Using Azure Data Factory (ADF) to look up data from a Delta table in Databricks’ Unity Catalog involves several steps. Here’s a high-level overview of how you can accomplish this:

Step 1: Set Up Your Environment

  1. Azure Databricks Workspace: Ensure you have an Azure Databricks workspace set up and that your Delta table is registered in the Unity Catalog.
  2. Azure Data Factory Instance: Create or use an existing Azure Data Factory instance.

Step 2: Create an Azure Databricks Delta Lake Linked Service

Management > Linked Services > Azure Databricks Delta Lake

There are 3 sort of Authentication method. Choose either of them.

  • Access token
  • System- assigned managed Identity
  • User-assigned managed identity

There are some required information have to fill in .

Fill in information

subscription, Databricks workspace, workspace resource ID, Cluster ID etc. Depend on what you chosen

subscription ID, Databricks workspace name, Databricks Workspace URL, Databricks resource ID, those information can be find out from

Azure Portal > Databricks > overview

Workspace resource ID Patten

/subscriptions/<your Subscription ID>/resourceGroups/<Your Managed Resource Group>/providers/Microsoft.Databricks/workspaces/<your Databricks service name>

To find out “Existing cluster ID”

databricks workspace > compute >
find out which cluster/computer you are using. e.g.

if you are using other type clusters, such as all-purpose cluster, you can

open your databricks workspace >

look at the workspace URL, the URL paten looks this

https://<your ADB workspace>.azuredatabricks.net/compute/clusters/1003-175247-ewmllvcs?o=...........

after ../clusters/ <here is your cluster ID> . (highlight)

Step 3: Create a Dataset for the Delta Table

We have:

  • Unity catalog called “dev”;
  • Schema (Database) called test;
  • Table name is testing

Using above created Databricks delta lake linkedservices –

Step 4: Use the Lookup Activity

In Azure Data Factory or Synapse, choose “Lookup” activity, using the azure databricks delta lake dataset above created.

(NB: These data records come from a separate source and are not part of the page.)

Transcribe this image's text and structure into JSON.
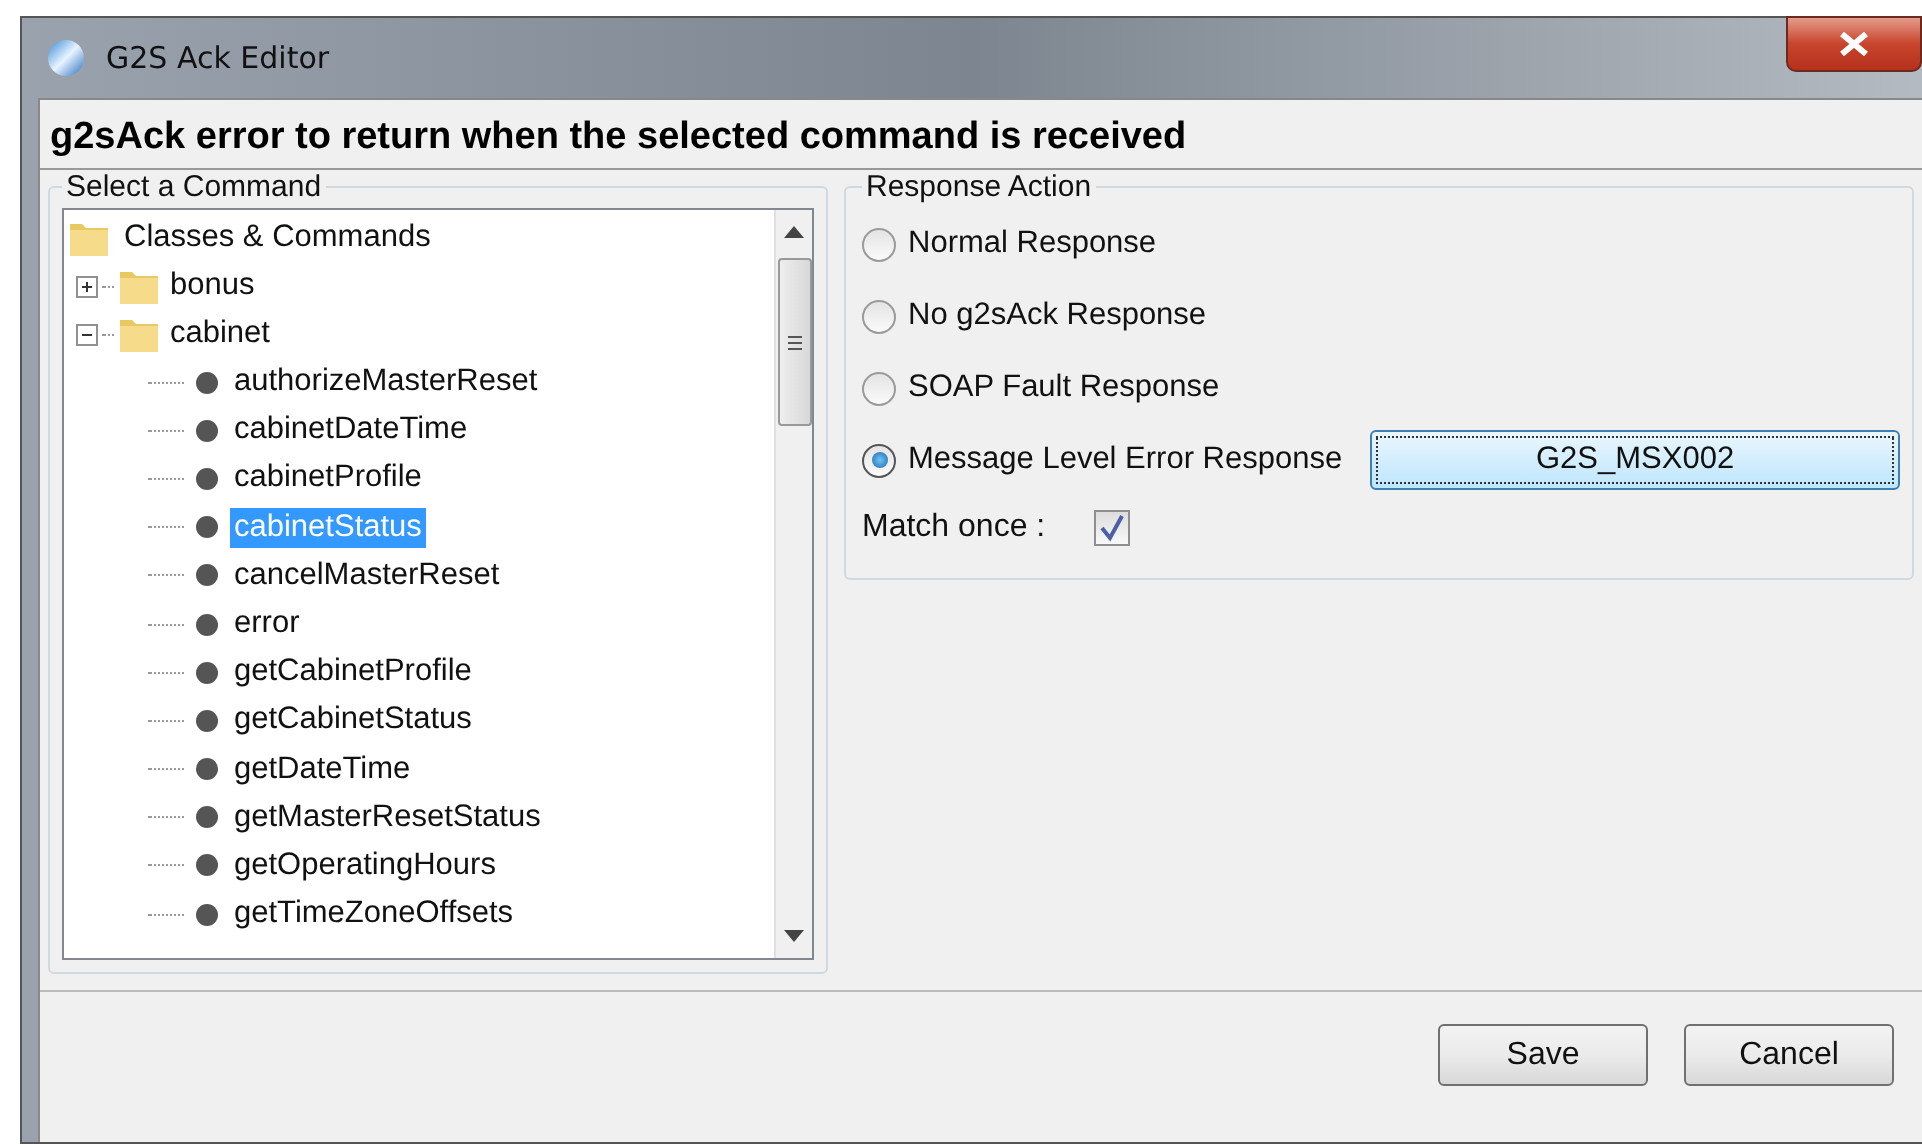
{
  "window": {
    "title": "G2S Ack Editor"
  },
  "heading": "g2sAck error to return when the selected command is received",
  "command_group": {
    "label": "Select a Command",
    "tree": {
      "label": "Classes & Commands",
      "kind": "folder",
      "children": [
        {
          "label": "bonus",
          "kind": "folder",
          "expanded": false
        },
        {
          "label": "cabinet",
          "kind": "folder",
          "expanded": true,
          "children": [
            {
              "label": "authorizeMasterReset",
              "kind": "command",
              "selected": false
            },
            {
              "label": "cabinetDateTime",
              "kind": "command",
              "selected": false
            },
            {
              "label": "cabinetProfile",
              "kind": "command",
              "selected": false
            },
            {
              "label": "cabinetStatus",
              "kind": "command",
              "selected": true
            },
            {
              "label": "cancelMasterReset",
              "kind": "command",
              "selected": false
            },
            {
              "label": "error",
              "kind": "command",
              "selected": false
            },
            {
              "label": "getCabinetProfile",
              "kind": "command",
              "selected": false
            },
            {
              "label": "getCabinetStatus",
              "kind": "command",
              "selected": false
            },
            {
              "label": "getDateTime",
              "kind": "command",
              "selected": false
            },
            {
              "label": "getMasterResetStatus",
              "kind": "command",
              "selected": false
            },
            {
              "label": "getOperatingHours",
              "kind": "command",
              "selected": false
            },
            {
              "label": "getTimeZoneOffsets",
              "kind": "command",
              "selected": false
            }
          ]
        }
      ]
    }
  },
  "response_group": {
    "label": "Response Action",
    "options": [
      {
        "label": "Normal Response",
        "selected": false
      },
      {
        "label": "No g2sAck Response",
        "selected": false
      },
      {
        "label": "SOAP Fault Response",
        "selected": false
      },
      {
        "label": "Message Level Error Response",
        "selected": true
      }
    ],
    "error_code_button": "G2S_MSX002",
    "match_once": {
      "label": "Match once :",
      "checked": true
    }
  },
  "buttons": [
    "Save",
    "Cancel"
  ]
}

we can use “table” or “query“.

if we use “query”, we are able to dynamically generate the query script. for example,

query: SELECT * FROM my_database.my_table WHERE condition = ‘value’

Dynamic content

@concat('select * from '
, pipeline().parameters.Environment
, '.twedi.sharepointlog'
)

Step 5: Use the Lookup Output

You can reference the output of the Lookup activity in subsequent activities within the pipeline. For example, you might want to use it in a conditional activity or to pass parameters to another activity.

Conclusion

Following these steps will allow you to successfully use Azure Data Factory’s Lookup activity to query a Delta table from Databricks Unity Catalog. If you run into specific issues or have further questions, feel free to ask!